In the late 1980s and early 1990s, the northern Italian city of Milan was Europe’s launchpad for the emerging power woman, who is somehow the topic of the season again, 30 years on. There were Giorgio Armani and Gianni Versace, facing each other off with their diametrically opposed minimalist/maximalist styles. There was Gianfranco Ferré doing operatic grandeur and endless other brands patrolling the perimeters of that same shoulder-padded, cone-heeled precinct: Krizia, Byblos, Erreuno, Genny, and Complice are just a few of them. Their chief target was the emerging American female executive class, and of these, most have disappeared, save Armani and Versace—and then Max Mara, which forged through it all to become a mega industry of its own based on the classic camel coat and tailored business suit.
So the mind’s eye focuses on what Max Mara is about, who it’s for, and what essential supporting, maybe not starring, role it needs to play. This sort of “purified” idea of Max Mara is not always what we see on its runway. This season the central idea was that this is a time for women to feel strong, and so, commendably, there were women who pass for today’s supermods of yesteryear. They included Lara Stone, Doutzen Kroes, Joan Smalls, and Halima Aden—and at the second-generation end, the daughters of ’80s supermodels, Gigi Hadid and Kaia Gerber. All of them had to carry some pretty fierce propositions: total looks in animal print, slick black leather, English tweed, checks, and blanket materials. There were overcoats, floor-sweeping kilts, and pencil skirts worn over narrow trousers or stirrup pants.

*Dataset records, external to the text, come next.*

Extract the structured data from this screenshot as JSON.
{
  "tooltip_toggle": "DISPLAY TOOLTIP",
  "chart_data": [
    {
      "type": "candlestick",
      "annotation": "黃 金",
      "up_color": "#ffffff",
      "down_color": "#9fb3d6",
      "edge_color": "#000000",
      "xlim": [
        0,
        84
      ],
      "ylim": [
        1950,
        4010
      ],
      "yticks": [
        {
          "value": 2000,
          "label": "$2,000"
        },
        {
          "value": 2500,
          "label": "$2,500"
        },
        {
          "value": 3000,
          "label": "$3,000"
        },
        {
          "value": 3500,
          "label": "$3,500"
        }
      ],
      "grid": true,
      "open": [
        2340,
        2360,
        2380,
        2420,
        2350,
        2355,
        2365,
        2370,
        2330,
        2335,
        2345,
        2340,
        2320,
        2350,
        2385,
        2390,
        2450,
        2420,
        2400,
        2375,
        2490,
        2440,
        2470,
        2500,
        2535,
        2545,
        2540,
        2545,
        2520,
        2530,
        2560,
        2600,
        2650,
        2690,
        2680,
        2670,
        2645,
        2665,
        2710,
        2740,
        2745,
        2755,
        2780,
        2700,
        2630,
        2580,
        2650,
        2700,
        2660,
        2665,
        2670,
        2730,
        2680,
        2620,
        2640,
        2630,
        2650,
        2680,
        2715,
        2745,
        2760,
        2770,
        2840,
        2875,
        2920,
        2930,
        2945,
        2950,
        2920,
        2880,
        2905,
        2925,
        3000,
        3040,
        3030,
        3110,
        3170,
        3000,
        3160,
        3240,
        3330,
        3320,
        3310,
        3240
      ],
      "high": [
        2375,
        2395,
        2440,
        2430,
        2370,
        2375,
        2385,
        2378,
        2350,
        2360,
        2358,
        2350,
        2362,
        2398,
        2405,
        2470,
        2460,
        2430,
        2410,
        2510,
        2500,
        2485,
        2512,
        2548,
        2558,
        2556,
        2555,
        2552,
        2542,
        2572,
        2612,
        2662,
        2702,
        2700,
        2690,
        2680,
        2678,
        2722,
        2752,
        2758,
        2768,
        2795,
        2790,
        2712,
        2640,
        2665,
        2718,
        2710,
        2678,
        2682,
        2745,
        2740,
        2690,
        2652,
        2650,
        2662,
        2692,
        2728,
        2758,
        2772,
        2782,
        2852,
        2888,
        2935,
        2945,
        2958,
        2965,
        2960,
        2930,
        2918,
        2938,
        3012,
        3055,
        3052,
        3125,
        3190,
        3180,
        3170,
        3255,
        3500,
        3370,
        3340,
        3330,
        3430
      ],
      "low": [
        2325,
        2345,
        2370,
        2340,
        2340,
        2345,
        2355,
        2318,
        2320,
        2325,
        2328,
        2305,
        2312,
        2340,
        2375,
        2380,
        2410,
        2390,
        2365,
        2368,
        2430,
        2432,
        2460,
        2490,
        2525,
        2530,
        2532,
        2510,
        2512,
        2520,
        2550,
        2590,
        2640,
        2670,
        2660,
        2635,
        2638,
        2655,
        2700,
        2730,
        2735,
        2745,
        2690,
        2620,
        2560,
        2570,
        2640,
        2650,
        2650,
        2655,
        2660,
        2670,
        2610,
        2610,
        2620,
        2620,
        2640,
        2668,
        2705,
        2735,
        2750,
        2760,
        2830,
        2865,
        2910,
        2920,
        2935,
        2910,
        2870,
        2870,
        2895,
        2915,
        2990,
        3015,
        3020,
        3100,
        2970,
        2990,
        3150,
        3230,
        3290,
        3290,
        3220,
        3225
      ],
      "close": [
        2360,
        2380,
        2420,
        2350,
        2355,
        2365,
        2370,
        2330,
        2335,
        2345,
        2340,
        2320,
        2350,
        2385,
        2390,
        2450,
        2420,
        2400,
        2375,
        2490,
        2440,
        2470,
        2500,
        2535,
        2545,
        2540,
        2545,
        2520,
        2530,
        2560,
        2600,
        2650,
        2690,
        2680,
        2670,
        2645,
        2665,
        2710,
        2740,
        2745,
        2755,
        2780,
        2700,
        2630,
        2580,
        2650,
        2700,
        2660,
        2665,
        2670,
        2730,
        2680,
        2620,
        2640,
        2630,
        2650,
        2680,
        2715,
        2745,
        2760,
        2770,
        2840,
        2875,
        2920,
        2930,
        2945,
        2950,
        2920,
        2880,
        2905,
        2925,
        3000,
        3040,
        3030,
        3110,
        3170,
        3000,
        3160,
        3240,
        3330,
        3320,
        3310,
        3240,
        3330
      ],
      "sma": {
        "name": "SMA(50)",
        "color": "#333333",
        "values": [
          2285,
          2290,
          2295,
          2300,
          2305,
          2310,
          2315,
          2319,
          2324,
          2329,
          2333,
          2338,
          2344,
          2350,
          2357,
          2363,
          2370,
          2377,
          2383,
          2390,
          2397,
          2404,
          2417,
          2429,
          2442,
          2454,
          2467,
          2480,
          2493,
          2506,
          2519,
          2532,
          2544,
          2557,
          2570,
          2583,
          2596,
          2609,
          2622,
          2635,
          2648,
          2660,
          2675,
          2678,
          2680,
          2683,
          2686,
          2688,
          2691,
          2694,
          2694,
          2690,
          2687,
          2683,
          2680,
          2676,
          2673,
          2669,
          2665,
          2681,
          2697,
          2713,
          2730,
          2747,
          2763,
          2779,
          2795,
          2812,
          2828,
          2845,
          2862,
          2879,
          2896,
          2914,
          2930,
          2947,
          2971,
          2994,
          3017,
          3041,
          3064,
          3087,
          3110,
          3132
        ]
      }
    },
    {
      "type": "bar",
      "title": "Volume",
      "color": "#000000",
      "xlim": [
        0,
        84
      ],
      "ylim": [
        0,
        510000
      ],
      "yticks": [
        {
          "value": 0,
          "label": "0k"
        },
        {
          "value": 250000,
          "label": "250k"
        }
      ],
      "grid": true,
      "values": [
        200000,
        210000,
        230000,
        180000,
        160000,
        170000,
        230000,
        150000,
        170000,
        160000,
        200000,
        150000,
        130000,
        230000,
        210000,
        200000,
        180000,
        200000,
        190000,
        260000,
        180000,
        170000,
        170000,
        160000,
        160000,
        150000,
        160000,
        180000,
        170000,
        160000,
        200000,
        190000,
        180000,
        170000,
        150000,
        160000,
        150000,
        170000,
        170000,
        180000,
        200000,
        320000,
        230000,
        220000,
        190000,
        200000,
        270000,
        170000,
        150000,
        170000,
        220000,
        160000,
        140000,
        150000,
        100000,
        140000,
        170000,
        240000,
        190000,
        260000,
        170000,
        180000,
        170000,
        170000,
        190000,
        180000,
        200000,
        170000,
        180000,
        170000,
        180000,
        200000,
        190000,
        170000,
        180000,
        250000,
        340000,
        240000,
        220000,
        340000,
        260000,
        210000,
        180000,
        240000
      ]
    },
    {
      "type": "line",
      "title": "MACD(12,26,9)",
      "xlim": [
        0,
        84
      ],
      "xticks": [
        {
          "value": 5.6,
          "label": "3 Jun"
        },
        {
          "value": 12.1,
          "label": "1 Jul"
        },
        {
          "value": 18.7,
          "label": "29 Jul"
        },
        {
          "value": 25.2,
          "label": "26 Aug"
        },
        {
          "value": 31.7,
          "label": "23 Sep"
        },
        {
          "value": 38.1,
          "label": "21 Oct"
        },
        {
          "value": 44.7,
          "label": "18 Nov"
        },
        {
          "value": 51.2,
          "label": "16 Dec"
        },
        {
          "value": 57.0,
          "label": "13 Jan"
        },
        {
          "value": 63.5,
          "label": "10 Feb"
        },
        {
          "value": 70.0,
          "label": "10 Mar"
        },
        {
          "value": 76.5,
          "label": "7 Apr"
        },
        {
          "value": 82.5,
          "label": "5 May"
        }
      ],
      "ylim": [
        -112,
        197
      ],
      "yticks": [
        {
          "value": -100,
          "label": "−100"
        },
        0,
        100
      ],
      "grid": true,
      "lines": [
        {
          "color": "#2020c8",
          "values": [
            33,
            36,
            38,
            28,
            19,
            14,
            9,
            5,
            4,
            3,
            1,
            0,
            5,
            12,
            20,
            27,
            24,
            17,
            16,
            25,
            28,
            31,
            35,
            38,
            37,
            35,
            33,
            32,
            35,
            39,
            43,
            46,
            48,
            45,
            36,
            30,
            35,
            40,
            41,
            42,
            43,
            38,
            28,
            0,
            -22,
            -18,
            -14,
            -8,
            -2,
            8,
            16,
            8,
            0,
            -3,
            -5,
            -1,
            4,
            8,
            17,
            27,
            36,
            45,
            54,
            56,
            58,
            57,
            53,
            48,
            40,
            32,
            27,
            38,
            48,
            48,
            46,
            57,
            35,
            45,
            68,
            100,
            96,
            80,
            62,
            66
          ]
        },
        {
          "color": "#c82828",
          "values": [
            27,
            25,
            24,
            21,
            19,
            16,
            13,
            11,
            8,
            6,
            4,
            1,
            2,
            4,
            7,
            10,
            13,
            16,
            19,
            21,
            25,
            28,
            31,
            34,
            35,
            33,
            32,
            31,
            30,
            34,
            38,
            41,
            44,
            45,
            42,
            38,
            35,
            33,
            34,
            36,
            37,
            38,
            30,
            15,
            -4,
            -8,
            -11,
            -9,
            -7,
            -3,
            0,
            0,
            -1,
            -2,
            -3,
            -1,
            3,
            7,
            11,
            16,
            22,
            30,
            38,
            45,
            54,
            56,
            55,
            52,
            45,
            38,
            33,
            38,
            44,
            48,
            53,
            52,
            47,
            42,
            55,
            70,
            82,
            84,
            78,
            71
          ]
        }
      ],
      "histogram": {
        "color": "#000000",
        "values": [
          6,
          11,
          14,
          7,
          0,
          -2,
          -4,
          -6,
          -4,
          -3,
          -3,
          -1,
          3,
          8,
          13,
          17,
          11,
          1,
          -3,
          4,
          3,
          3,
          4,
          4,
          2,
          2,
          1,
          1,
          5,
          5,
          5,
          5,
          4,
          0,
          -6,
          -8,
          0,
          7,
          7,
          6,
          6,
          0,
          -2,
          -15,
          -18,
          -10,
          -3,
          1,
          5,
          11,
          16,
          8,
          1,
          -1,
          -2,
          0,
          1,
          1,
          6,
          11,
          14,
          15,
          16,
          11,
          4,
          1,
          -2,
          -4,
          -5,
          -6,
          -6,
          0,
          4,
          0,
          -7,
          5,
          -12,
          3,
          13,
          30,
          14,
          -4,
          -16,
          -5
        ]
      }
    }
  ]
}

It felt like acres of fabric and repetition to draw attention to a few simple points, or maybe just one: What’s happening with the Max Mara coat this winter? There are teddy bear coats, black leather trenches, military maxis, an animal-spot belted raincoat, and a duffel. The payoff: the camel coat of the season, which has a line of blanket fringing running down the back of each sleeve. It was a little Western-looking, but just conceptual enough to appeal to an adult. Too bad it can’t be seen in these pictures. After all that, it’s 22.
It’s difficult; there’s a sense in which the modern would-be power woman doesn’t want too much fashion all the time. Still, after all these years, there is still a gaping hole in the women’s market for the kind of classy, simple, uniforms men take for granted. Max Mara has some of those solutions, for sure. The more it pared back, the more that message would go across.